M. Philippe Mouiller, président. - Les Padhue nous préoccupent tous. Quelques textes sont actuellement en cours de navette parlementaire. Je proposerai un rapport sur les Padhue, de façon plus générale. Nous avons besoin de nous pencher sur ce sujet pour disposer de tous les éléments.
Mme Patricia Demas, rapporteure. - C'est une bonne chose de voir que les Padhue préoccupent notre commission, c'est un sujet majeur. Je comprends et partage la frustration de ne pas pouvoir examiner un texte complet sur les Padhue, mais en l'espèce il s'agit d'une proposition de loi qui s'inscrit dans un cadre très particulier, celui des conséquences du Brexit.
La reconnaissance des médecins français au Royaume-Uni est automatique, comme avant le Brexit.
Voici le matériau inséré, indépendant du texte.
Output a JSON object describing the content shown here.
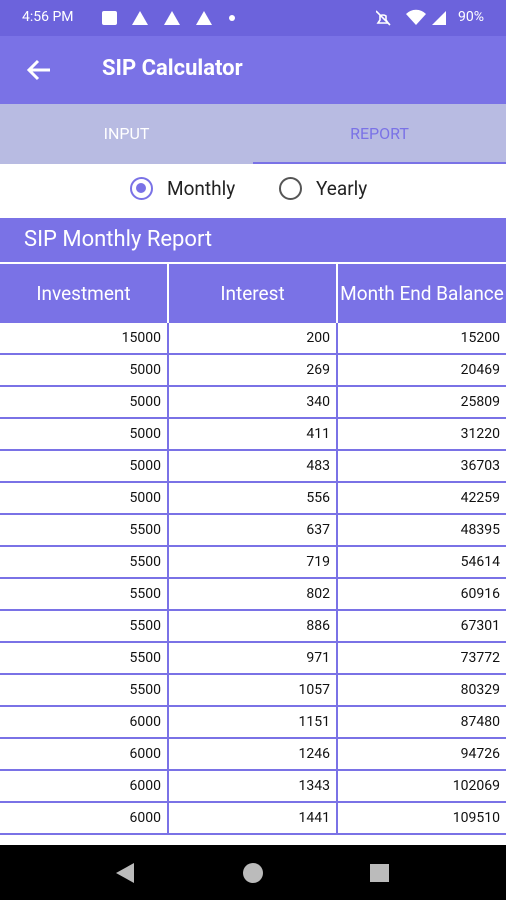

C'est une disposition transitoire qui devrait être reconduite.
En effet, ce texte fait le distinguo entre les médecins ayant commencé leurs études avant le Brexit et ceux les ayant commencées après, car il vise à réinstaurer une sécurité juridique pour ceux ayant fait leurs études de médecine dans un cadre européen et qui se retrouvent aujourd'hui bloqués. Par ailleurs, en raison de l'article 40 de la Constitution, il n'était pas possible d'aller plus loin que le texte déposé et, par exemple, d'inclure les médecins ayant commencé leurs études après le Brexit.
EXAMEN DES ARTICLES
Mme Patricia Demas, rapporteure. - Mon amendement COM-4 vise à intégrer les médecins britanniques ayant commencé leurs études avant le Brexit dans le dispositif de reconnaissance des diplômes, conformément à l'ambition initiale du texte. En l'état, la rédaction issue des travaux de l'Assemblée nationale limite en effet ce dispositif aux seuls ressortissants d'un pays membre de l'Union européenne, d'un autre État partie à l'accord sur l'EEE ou de la Suisse.
Dans un contexte de pénurie médicale, et au regard de la qualité reconnue des formations dispensées au Royaume-Uni, il apparaît justifié d'inclure ces praticiens, d'autant que leurs études ont été engagées dans un cadre juridique européen antérieur au Brexit.
L'amendement COM-4 est adopté.
Mme Patricia Demas, rapporteure. - Mon amendement COM-5 vise à prendre en compte les spécificités des études de médecine au Royaume-Uni pour inclure les Britanniques à la procédure « Dreessen », exclure les diplômes de base de la reconnaissance et spécifier par arrêté les diplômes reconnus. L'amendement COM-1 rectifié est identique.
Les amendements identiques COM-5 et COM-1 rectifié sont adoptés.
Mme Patricia Demas, rapporteure. - Mon amendement COM-6 prévoit l'application du texte à Wallis-et-Futuna et dans les Terres australes et antarctiques françaises.
L'amendement COM-6 est adopté.
L'article 1er est adopté dans la rédaction issue des travaux de la commission.
Mme Patricia Demas, rapporteure. - Mon amendement COM-7 vise à supprimer une demande de rapport sur les Padhue.
L'amendement COM-7 est adopté.
L'article 1er bis est supprimé.
Article 2
L'article 2 est adopté sans modification.
La proposition de loi est adoptée dans la rédaction issue des travaux de la commission.